See Also: NBA scraps East vs. West, takes schoolyard approach to All-Star Game in 2018

The Pacers are rarely a lottery team and when they were recently, Larry Bird made the most of it. He drafted Paul George 10th overall in 2010, and then Myles Turner one pick later in the 2015 draft.

“I like it,” Pritchard said of reform. “[Owner] Herb [Simon] likes it.

“We’ve looked at it, we’ve modeled it. One of the things that we think is right is it does take away from the tanking. You don’t take. … We want to be good. We don’t want to shallow out. We want to take this team and we want to be competitive.”

It was an offseason of newness for the Pacers. Larry Bird stepped down, Kevin Pritchard was promoted to President of Basketball Operations, Paul George was traded, and just six players return from last year’s team that went 42-40.

The team is younger and has a fresh energy to it, multiple players have pointed it. It clearly takes at least two All-Stars to compete and three to win a championship and right now the Pacers have none.

Tanking has never been in the Pacers’ cards. They’ve participated in postseason play 22 of the last 28 seasons, and haven’t won fewer than 30 games since the 1988-89 season (28 wins).

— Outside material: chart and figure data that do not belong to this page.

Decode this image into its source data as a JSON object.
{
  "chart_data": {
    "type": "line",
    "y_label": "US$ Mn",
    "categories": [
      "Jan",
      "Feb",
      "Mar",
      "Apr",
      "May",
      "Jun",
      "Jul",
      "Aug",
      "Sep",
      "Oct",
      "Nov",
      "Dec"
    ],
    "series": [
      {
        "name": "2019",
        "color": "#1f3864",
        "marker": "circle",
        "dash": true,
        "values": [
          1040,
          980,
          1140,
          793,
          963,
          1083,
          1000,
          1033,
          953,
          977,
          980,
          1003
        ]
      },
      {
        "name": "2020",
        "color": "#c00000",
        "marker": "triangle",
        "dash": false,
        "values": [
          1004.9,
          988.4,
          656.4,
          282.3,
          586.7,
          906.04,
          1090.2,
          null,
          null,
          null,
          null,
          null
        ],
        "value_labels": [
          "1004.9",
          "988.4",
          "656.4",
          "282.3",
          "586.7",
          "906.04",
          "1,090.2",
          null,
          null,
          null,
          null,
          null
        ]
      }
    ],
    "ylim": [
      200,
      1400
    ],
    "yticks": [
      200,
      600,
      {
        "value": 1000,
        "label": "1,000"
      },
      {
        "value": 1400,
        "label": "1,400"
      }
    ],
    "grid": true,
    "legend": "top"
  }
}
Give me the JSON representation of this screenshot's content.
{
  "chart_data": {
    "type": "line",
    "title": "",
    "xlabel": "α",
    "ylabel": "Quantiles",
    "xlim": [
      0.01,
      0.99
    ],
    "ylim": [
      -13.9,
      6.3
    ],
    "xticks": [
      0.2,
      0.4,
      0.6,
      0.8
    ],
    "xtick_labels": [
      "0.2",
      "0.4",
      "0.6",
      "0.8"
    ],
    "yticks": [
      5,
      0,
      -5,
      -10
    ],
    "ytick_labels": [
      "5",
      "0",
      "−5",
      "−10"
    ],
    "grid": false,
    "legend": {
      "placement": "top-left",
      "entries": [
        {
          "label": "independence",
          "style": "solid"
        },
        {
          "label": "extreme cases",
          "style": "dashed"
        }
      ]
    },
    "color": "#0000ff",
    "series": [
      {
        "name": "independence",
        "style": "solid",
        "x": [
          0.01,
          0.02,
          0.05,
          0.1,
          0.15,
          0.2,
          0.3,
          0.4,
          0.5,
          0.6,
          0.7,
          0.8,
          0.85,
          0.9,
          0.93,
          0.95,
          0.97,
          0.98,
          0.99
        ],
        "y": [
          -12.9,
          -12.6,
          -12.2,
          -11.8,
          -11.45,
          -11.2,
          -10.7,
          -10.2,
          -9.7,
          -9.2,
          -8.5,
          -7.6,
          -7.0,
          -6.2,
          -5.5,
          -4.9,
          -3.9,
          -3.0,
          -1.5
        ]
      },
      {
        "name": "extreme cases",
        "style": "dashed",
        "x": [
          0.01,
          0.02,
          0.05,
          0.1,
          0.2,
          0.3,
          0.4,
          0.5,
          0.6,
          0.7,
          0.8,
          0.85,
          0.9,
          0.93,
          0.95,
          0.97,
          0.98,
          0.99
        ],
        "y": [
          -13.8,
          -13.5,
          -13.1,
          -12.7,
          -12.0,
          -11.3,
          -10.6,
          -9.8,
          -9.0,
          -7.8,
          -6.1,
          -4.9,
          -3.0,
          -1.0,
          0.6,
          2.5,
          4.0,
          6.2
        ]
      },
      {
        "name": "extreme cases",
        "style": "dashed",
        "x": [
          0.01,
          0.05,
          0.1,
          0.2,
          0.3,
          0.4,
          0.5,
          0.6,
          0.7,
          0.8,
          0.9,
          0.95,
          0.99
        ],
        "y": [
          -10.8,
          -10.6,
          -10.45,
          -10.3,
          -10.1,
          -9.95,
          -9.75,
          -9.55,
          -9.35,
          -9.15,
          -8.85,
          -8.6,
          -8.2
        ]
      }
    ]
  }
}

That isn’t changing anytime soon.

“Herb has made it perfectly clear that the ideal situation is bring in good kids, good talent, and let them grow together  – whether they are 23 or 28,” Pritchard continued. “We have a lot more growth, and I’m excited about that.”

Other Ruled Passed:

The NBA Board of Governors agreed on a policy for resting healthy players.  The policy, effective with the 2017-18 season, is below:

  • Teams are prohibited from resting healthy players for any high-profile, nationally televised game.  Any violation of this provision will constitute conduct prejudicial or detrimental to the NBA and result in a fine of at least $100,000.
  • Absent unusual circumstances, a team should not rest multiple healthy players for the same game or rest healthy players when playing on the road.
  • In situations when teams decide to rest healthy players, the players should be visible and available to interact with fans.
  • Any team that violates this policy, or otherwise rests a healthy player in circumstances that are prejudicial or detrimental to the league, is subject to discipline by the NBA.